One of the major causes of neck pain and shoulder tightness is bad posture. Everywhere around us we can see people bent over a mobile phone, laptop or book. I worry about the repercussions of this daily activity for most of us. Our head is very heavy and the weight carried by the neck increases the more the head is held forward. Also hunching the shoulders forward brings the neck out of its healthy alignment and tightens the shoulder and neck muscles. I’ve often written about this topic, and struggled with neck pain myself before paying more attention to my posture and neck muscles. While some of my other blogs address posture and emotional holding, this blog is concerned with practical ways of releasing neck and shoulder tightness. To feel more relaxed and free in the upper part of the body, practise these yoga movements every day.
A major cause of neck pain and shoulder tightness is our posture. Before trying to remedy pain or tightness in neck and shoulders, do have a look at your postural habits. I’ve written about a healthy alignment for our neck in this blog. If you would like specific help with your posture, which would not only include strengthening and releasing practices, but also address general wellbeing, this is my area of expertise! Don’t hesitate to book a free consultation to discuss how yoga therapy can help you.
When doing the stretches below, choose the number of repetitions that feels right for you, and don’t allow any movement to hurt. As you probably know by now, pain does not give you any gain!

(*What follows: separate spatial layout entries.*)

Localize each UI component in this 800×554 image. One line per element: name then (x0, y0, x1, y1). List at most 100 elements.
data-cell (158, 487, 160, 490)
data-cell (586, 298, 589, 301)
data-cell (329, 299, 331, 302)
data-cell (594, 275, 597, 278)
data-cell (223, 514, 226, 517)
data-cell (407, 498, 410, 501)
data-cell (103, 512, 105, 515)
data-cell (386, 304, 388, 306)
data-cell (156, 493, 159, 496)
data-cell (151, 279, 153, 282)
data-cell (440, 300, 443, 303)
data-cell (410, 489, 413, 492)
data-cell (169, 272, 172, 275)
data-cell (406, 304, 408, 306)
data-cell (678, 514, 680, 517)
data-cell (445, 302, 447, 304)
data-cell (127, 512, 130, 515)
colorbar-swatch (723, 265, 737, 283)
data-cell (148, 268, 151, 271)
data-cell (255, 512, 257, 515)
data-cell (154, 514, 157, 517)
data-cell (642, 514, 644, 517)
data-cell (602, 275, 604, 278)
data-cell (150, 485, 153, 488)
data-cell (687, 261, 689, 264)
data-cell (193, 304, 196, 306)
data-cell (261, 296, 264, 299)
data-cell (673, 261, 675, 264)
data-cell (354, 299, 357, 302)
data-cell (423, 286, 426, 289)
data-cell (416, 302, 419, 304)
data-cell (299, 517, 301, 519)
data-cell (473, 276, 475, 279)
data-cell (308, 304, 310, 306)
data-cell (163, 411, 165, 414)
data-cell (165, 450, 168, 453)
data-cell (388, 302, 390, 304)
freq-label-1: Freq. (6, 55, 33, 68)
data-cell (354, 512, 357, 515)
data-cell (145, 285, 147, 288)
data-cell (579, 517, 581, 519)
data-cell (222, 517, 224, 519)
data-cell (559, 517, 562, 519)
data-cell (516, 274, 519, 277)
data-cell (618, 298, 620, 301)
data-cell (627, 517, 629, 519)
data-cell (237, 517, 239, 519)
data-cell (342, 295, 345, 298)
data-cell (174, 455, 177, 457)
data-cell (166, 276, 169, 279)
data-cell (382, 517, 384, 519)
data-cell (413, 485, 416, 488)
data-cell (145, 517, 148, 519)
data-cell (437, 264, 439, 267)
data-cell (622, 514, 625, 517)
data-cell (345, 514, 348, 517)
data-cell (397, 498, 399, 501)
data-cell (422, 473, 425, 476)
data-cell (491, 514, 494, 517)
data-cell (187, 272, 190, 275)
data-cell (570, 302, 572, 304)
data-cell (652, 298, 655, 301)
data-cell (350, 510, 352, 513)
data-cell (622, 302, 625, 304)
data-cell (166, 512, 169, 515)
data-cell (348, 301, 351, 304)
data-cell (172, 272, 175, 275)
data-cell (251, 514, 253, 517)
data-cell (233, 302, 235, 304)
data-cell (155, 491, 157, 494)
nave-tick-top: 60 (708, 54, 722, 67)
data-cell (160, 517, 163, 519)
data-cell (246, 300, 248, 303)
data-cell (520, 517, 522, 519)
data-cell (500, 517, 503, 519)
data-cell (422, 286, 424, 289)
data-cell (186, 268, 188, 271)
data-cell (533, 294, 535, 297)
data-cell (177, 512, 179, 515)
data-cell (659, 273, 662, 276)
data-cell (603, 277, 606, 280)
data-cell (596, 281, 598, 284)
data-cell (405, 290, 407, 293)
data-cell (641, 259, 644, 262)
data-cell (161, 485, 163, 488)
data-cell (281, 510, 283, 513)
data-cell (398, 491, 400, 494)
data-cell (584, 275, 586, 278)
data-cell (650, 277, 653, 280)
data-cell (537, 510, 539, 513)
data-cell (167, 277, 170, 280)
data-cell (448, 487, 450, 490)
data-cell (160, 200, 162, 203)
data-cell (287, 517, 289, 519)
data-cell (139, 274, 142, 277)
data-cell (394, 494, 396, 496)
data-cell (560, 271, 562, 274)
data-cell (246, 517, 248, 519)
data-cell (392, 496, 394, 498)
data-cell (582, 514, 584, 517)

Releasing neck tightness with three neck stretches:
1. In a sitting position, exhale and lower the right ear to the right shoulder. Inhale and bring the head back to the centre. Move the left ear to the left shoulder with the next exhalation and repeat in time with your breathing. You can hold each stretch for a few moments too, breathing into the stretch and feeling how the muscles may be a little more willing to ‘let go’ with every exhalation. Don’t stay too long in a stretch and be very gentle with these stretches.
2. Exhale and lower the chin towards the throat, tilting the head on the top vertebra and keeping the neck fairly straight. Inhale and bring the chin up without straining the neck or bringing the head back.
3. Exhale and look over to the right; inhale and return the head to the centre; exhale and look over to the other side. It’s a simple movement; just breathe and enjoy the stretch.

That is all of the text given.